Last but not least are the HTC ChaCha and Salsa, the two Facebook phones. I didn't spend as much time with these two other than to quickly take some pictures and play with the ChaCha's keyboard, which makes it the more interesting of the two. The keys on the ChaCha are super clicky and have excellent communication. I'm intrigued by this form factor and wonder if HTC will try and make a more flagship Android device with keys on the front, sort of like their own attempt at BlackBerry form factor, similar to the Droid Pro. In my limited time with the ChaCha, I was impressed by the bend separating the keyboard region from the display, and the display dot pitch.
Both the HTC ChaCha and Salsa are based on MSM7x30.
Last time I looked at MSM8x60 it was at 1.5 GHz inside the Qualcomm Mobile Development Platform (MDP). We benchmarked it and found performance to be pretty compelling, with the caveat that this was a development board with none of the power management OEMs use in real products.
It seems like a long time since we touched that MDP, but this time we're looking at production hardware that's very close to launch (and the Sensation is already shipping in Europe), after OEM power optimizations and with a lower base clock of 1.2 GHz. Keep in mind that both devices are now running at qHD (960x540) as opposed to the WVGA (800x480) that the MDP and most other Android phones are running at. We still haven't found a way to do this very effectively in our graphs (it's coming soon), but as of right now, the HTC Sensation, HTC EVO 3D, and Atrix are the only qHD devices we've tested.
In my limited time available, I was only able to run Egypt and Pro from GLBenchmark 2.0 (latest build, 2.0.3.1) on both the Sensation and EVO 3D. The graphs are unfortunately again a bit deceptive since we're dealing with 1.35x as many pixels in qHD than we are with WVGA. If you factor in the 25% decrease in clock speed between 1.5 GHz from the MDP to 1.2 GHz in MSM8x60 shipping in devices now, and keep assume a linear scaling (which is honestly something we should never do, but here it gives a ballpark estimate), we get around 23 FPS expected performance on the Sensation/EVO 3D in Egypt. Compare that to the ~21 FPS we get in that test on those devices, and things look almost where they should be.
All things considered, performance doesn't seem to take that big of a hit going from MDP to real implementation, at least in the Egypt test. Again, we're going to explore this in more depth in the HTC Sensation review.

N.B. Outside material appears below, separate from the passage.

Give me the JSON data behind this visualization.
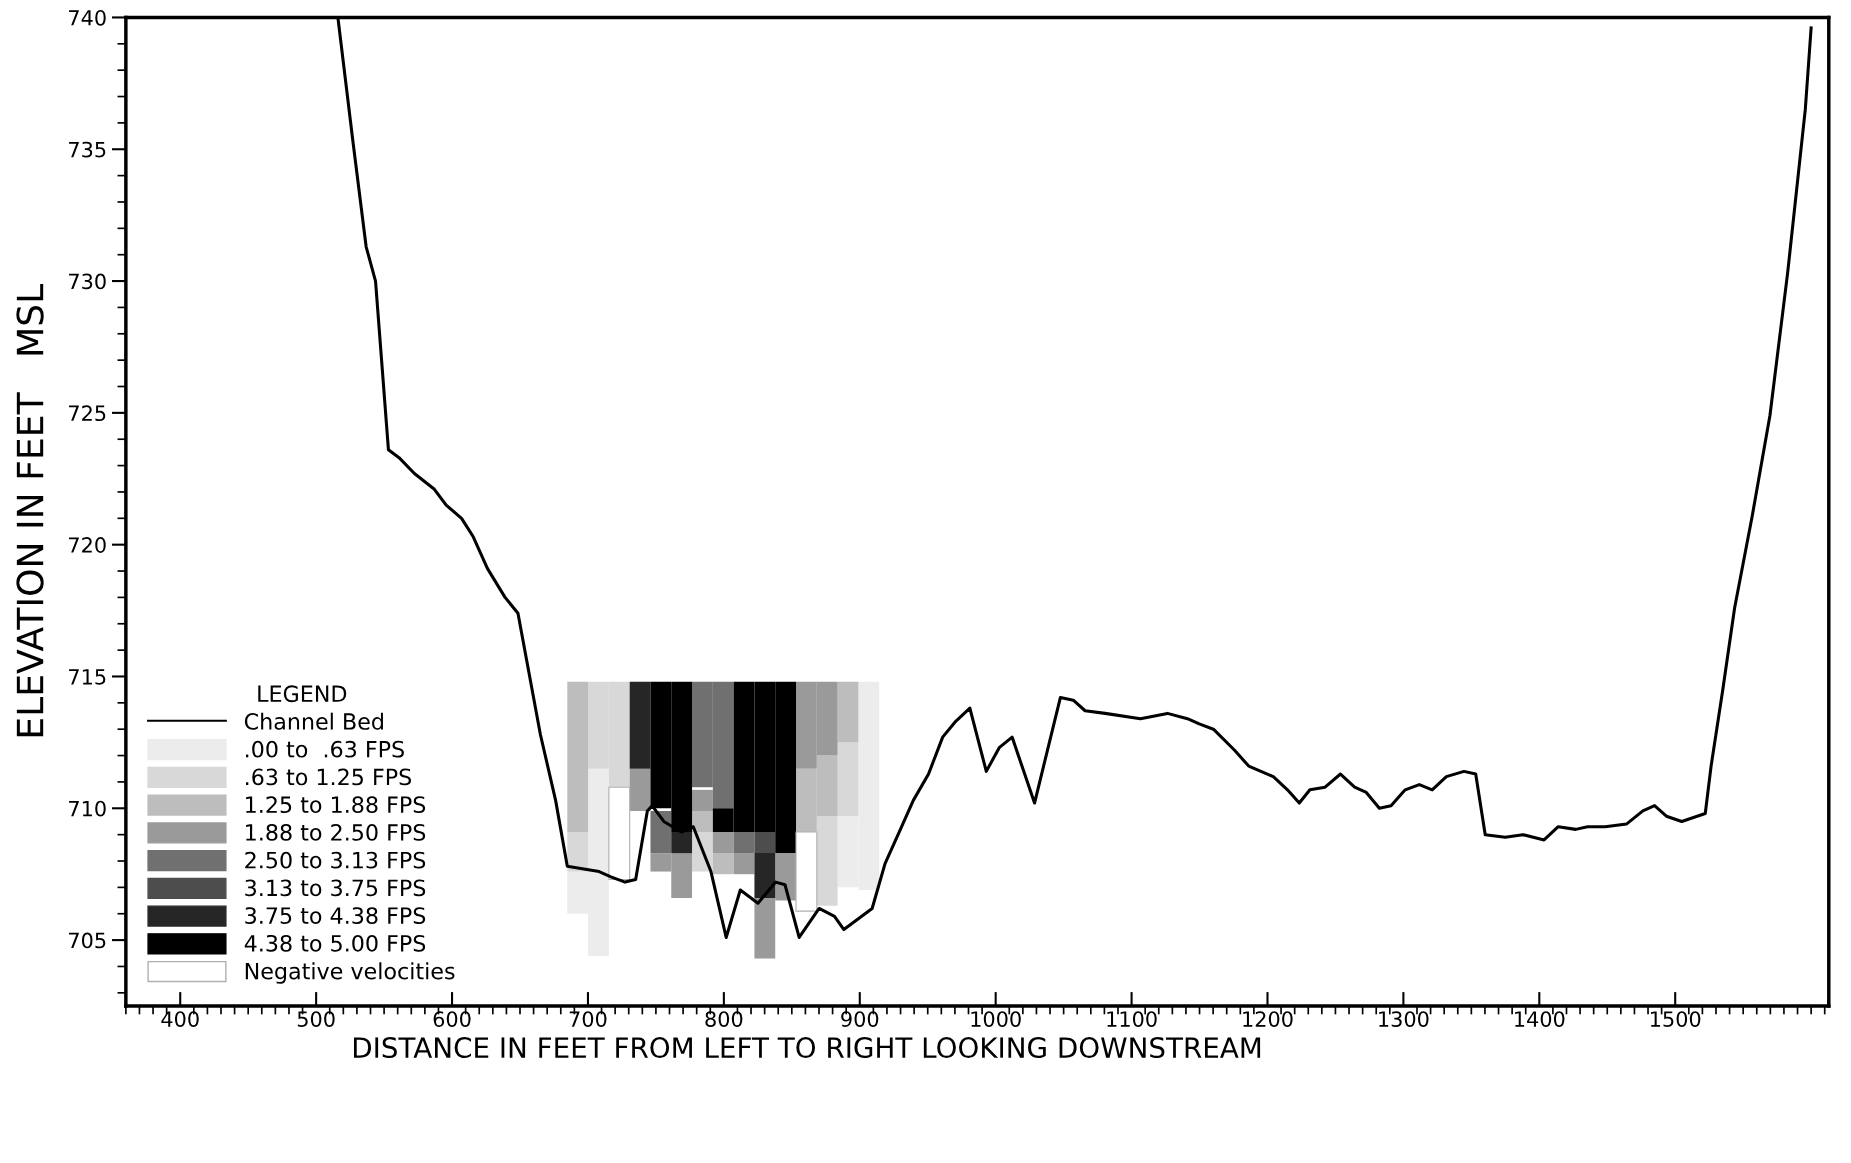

The Pro subtest is a bit more difficult to interpret since we're essentially back up against the framerate cap in this test. I didn't run the test to figure out what the Sensation and EVO 3D's respective caps are, but it should be in the neighborhood of 50-60 fps.
SunSpider and Browsermark are the odd tests here. Performance isn't at the top or even competitive with the other dual-core SoC on the charts, Tegra 2. Instead, the Sensation and EVO 3D scores hang back a little bit. It's entirely possible that at least in BrowserMark some of this is the difference in resolution, but SunSpider just shows some aberrant behavior. From what I've learned at Uplinq (and a story is coming on it soon as well) Qualcomm closely works with OEM partners and the V8 project to optimize V8, the JavaScript engine in Android's browser, for the Scorpion CPU architecture, so we should in theory see better performance.
We still have a lot more testing to do when the Sensation hits our doorstep, and in spite of the curious browser benchmark performance numbers, the both MSM8x60 devices felt incredibly speedy in the hand.